Hardware and performance/scalability
Starting from the IoT device end, a number of protocols have emerged (and are evolving rapidly) for IoT devices to communicate with the outside world – to date there is no clear leader among these protocols however we at Koneqt believe that the IoT world will ultimately be dominated by protocols closely related to the TCP/IP and UDP model, as these are the most ubiquitous protocols used worldwide for all other device to device communication. We have extensively researched the available standards and have adopted MQTT as best suited to the overall Koneqt architecture and already widely implemented in off the shelf embedded devices. That being said, we are technology agnostic at the software level and are able and willing to interface with any IoT devices in commercial production now or in future.
In the simplest (most standard) scenario, an IoT device (eg a SmartMeter) will be capturing data and periodically transmitting this through to a KCN (Koneqt Collection Node) over TCP/IP – this could be over a classic internet / broadband connection where one is available, or over a cellphone data network, etc etc. Assuming a data transmission frequency of 1 transmission per 5 minutes of up to 10Kb, up to 10,000 IoT devices can comfortably be handled by one KCN.

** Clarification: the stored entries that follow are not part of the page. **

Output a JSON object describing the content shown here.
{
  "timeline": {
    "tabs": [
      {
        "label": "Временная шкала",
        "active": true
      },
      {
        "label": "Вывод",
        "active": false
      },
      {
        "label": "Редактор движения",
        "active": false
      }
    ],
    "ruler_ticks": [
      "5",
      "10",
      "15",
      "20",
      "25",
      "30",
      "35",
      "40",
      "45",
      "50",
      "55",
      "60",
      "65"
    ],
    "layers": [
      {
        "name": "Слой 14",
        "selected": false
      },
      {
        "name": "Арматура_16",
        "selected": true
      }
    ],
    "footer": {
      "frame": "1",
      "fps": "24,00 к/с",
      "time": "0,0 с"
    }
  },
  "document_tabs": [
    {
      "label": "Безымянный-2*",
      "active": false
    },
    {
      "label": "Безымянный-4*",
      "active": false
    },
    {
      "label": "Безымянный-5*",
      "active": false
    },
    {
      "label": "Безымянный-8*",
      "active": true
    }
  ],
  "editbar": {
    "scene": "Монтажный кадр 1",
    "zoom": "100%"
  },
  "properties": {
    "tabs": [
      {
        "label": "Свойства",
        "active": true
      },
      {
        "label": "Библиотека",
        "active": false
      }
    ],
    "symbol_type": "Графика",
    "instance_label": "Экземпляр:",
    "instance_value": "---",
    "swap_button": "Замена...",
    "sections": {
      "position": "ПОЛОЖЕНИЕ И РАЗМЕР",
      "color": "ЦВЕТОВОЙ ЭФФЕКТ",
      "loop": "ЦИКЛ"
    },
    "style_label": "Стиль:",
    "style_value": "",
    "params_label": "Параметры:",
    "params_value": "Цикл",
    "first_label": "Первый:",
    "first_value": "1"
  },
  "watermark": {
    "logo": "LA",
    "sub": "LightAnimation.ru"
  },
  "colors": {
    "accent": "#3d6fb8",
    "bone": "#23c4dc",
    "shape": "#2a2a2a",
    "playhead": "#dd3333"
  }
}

Each KCN is in effect an ultra small form factor PC with all solid state hardware running a hardened and cut down Linux operating system and a subset of the Koneqt platform software. KCN's can be geographically located wherever convenient and/or to take into account local network connectivity variations. Each KCN can be the upper level controller for up to 100 other KCN's (as well as servicing 10,000 Iot devices directly).

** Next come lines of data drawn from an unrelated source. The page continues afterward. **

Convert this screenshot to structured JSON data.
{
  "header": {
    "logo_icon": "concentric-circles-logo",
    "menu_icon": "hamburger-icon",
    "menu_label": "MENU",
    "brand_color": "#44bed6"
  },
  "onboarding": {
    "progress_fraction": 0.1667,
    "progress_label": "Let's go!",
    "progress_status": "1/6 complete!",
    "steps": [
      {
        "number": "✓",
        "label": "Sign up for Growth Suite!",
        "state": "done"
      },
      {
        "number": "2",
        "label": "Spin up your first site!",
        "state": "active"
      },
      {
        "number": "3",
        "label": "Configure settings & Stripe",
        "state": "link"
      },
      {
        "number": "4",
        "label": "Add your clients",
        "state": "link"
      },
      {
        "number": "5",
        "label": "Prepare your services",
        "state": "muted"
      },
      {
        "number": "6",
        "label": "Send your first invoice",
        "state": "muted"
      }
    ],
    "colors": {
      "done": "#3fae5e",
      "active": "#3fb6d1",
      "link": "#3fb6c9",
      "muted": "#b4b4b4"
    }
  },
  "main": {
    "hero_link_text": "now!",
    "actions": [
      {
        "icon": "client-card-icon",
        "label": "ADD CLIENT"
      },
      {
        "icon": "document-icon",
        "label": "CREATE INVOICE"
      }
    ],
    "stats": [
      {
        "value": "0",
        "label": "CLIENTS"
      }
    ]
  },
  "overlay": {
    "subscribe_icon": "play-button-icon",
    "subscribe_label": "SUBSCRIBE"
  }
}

KCN rules are programmed on the Koneqt cloud platform and automatically transmitted through the hierarchy of KCN's to update the locally held rule sets; this provides a tremendous advantage in resilience and robustness as there is no single point of failure in the IoT network; KCN's can be configured to report upwards via multiple routes in the event of communication issues (and likewise receive control responses via multiple routes where relevant).
Once on the Koneqt platform, data is instantly accessible within KPI reports as the underlying data accumulations and summaries are updated in real time with “delta inputs” received from the KCN network - rather than having to be rebuilt overnight as a traditional data warehouse would.